Find the cartesian equation of $r^2 = 9\csc(20)$?
choices:
A. xy = 9
B. 3xy = 9
C. 2xy = 9
D. 4xy = 9

This is what ive done

$(r^2= \frac{9}{\sin(20)}) \frac{1}{r}$

$\sqrt{x^2 + y^2} = \frac{9}{y}$

$x^2 + y^2 = \frac{81}{y^2}$

$y^2(x^2 + y^2) = 81$

2. ## Re: Polar to cartesian

Originally Posted by TechnicianEngineer
Find the cartesian equation of $r^2 = 9\csc(20)$?
choices:
A. xy = 9
B. 3xy = 9
C. 2xy = 9
D. 4xy = 9

This is what ive done

$(r^2= \frac{9}{\sin(20)}) \frac{1}{r}$

$\sqrt{x^2 + y^2} = \frac{9}{y}$

$x^2 + y^2 = \frac{81}{y^2}$

$y^2(x^2 + y^2) = 81$
Why has 1/r appeared - out of nowhere - in the first line?

$r^2 = \frac{9}{\sin \theta} \Rightarrow r = \frac{9}{r \sin \theta} \Rightarrow \sqrt{x^2 + y^2} = \frac{9}{y} \Rightarrow ....$

I don't agree with any of the given options.

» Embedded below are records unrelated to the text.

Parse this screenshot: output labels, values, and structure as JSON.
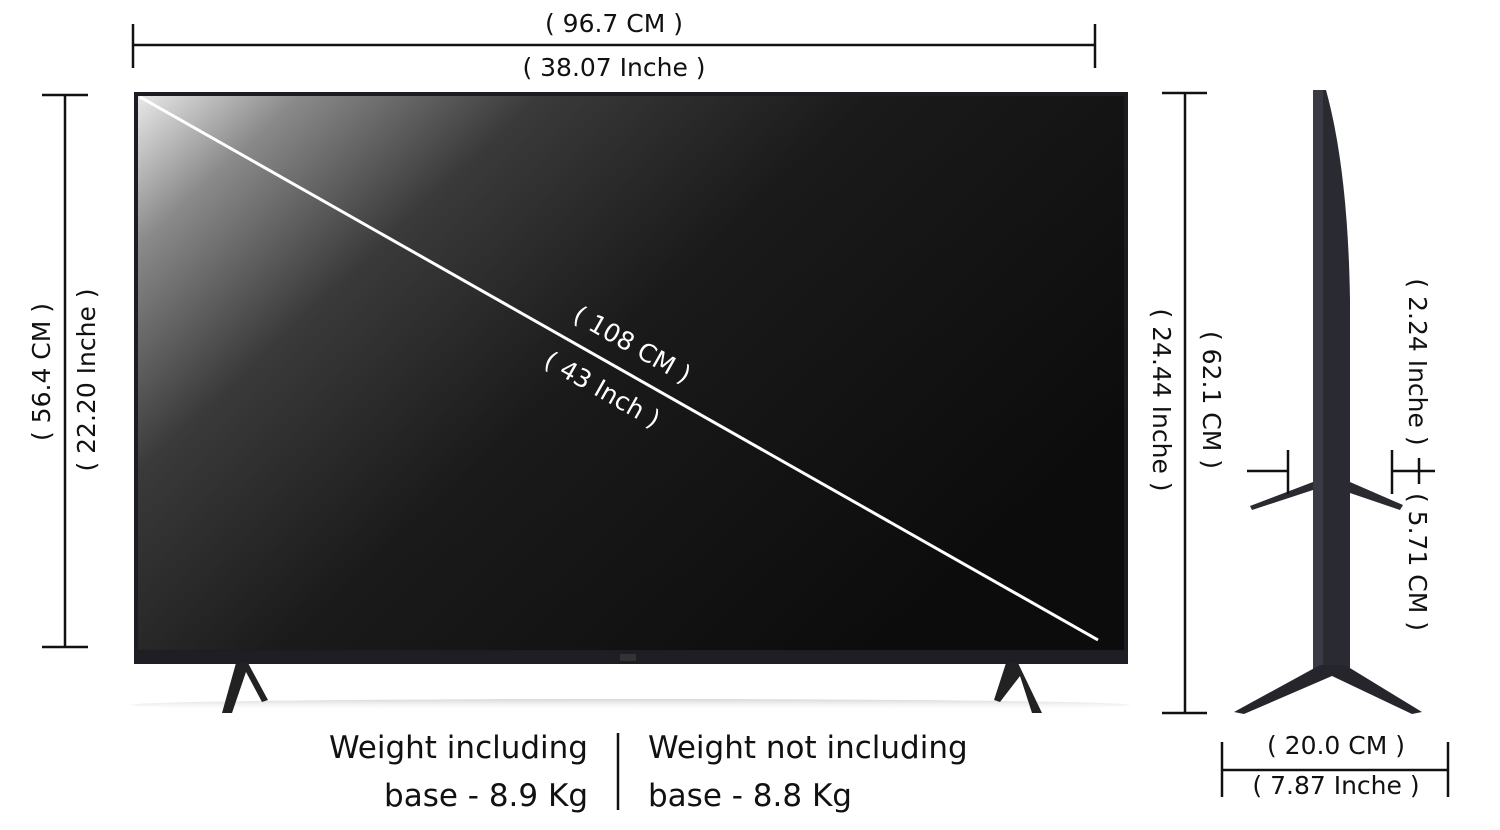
{
  "width": {
    "cm": "( 96.7 CM )",
    "inch": "( 38.07 Inche )"
  },
  "height_screen": {
    "cm": "( 56.4 CM )",
    "inch": "( 22.20 Inche )"
  },
  "diagonal": {
    "cm": "( 108 CM )",
    "inch": "( 43 Inch )"
  },
  "height_with_stand": {
    "inch": "( 24.44 Inche )",
    "cm": "( 62.1 CM )"
  },
  "depth_panel": {
    "inch": "( 2.24 Inche )",
    "cm": "( 5.71 CM )"
  },
  "depth_stand": {
    "cm": "( 20.0 CM )",
    "inch": "( 7.87 Inche )"
  },
  "weight": {
    "with_base_line1": "Weight including",
    "with_base_line2": "base - 8.9 Kg",
    "without_base_line1": "Weight not including",
    "without_base_line2": "base - 8.8 Kg"
  },
  "colors": {
    "tv_body": "#1c1c22",
    "diagonal_line": "#ffffff"
  }
}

Edit: OK, this is what happens when someone uses poor notation to express an equation. No doubt the 20 is meant to be $2 \theta$, in which case you have $r^2 = \frac{9}{\sin (2 \theta)} \Rightarrow r^2 = \frac{9}{2 \sin (\theta) \cos (\theta)} \Rightarrow 1 = \frac{9}{2 r \sin (\theta) r \cos (\theta)} \Rightarrow ....$

3. ## Re: Polar to cartesian

Hello, TechnicianEngineer!

$\text{Find the cartesian equation of: }\:r^2 \:=\: 9\csc(2\theta)$

. . $(A)\;xy \,=\, 9 \qquad (B)\; 3xy \,=\, 9 \qquad (C)\; 2xy \,=\, 9 \qquad (D)\; 4xy \,=\, 9$

This is the way I would do it . . .

. . . . . . . . . . . . . $r^2 \:=\:9\csc(2\theta)$

. . . . . . . . . . . . . $r^2 \:=\:\frac{9}{\sin(2\theta)}$

m . . . . . . $r^2\sin(2\theta) \:=\:9$

. . . . $r^2(2\sin\theta\cos\theta) \:=\:9$

. . $2\overbrace{(r\cos\theta)}^{\text{This is }x}\underbrace{(r\sin\theta)}_{\text{This is }y} \;=\;9$

n . . . . . . . . . . $2xy \;=\;9 \quad\text{ answer (C)}$

4. ## Re: Polar to cartesian

i apologize that the questionnaire was not well photocopied
i myself thought it was csc(20)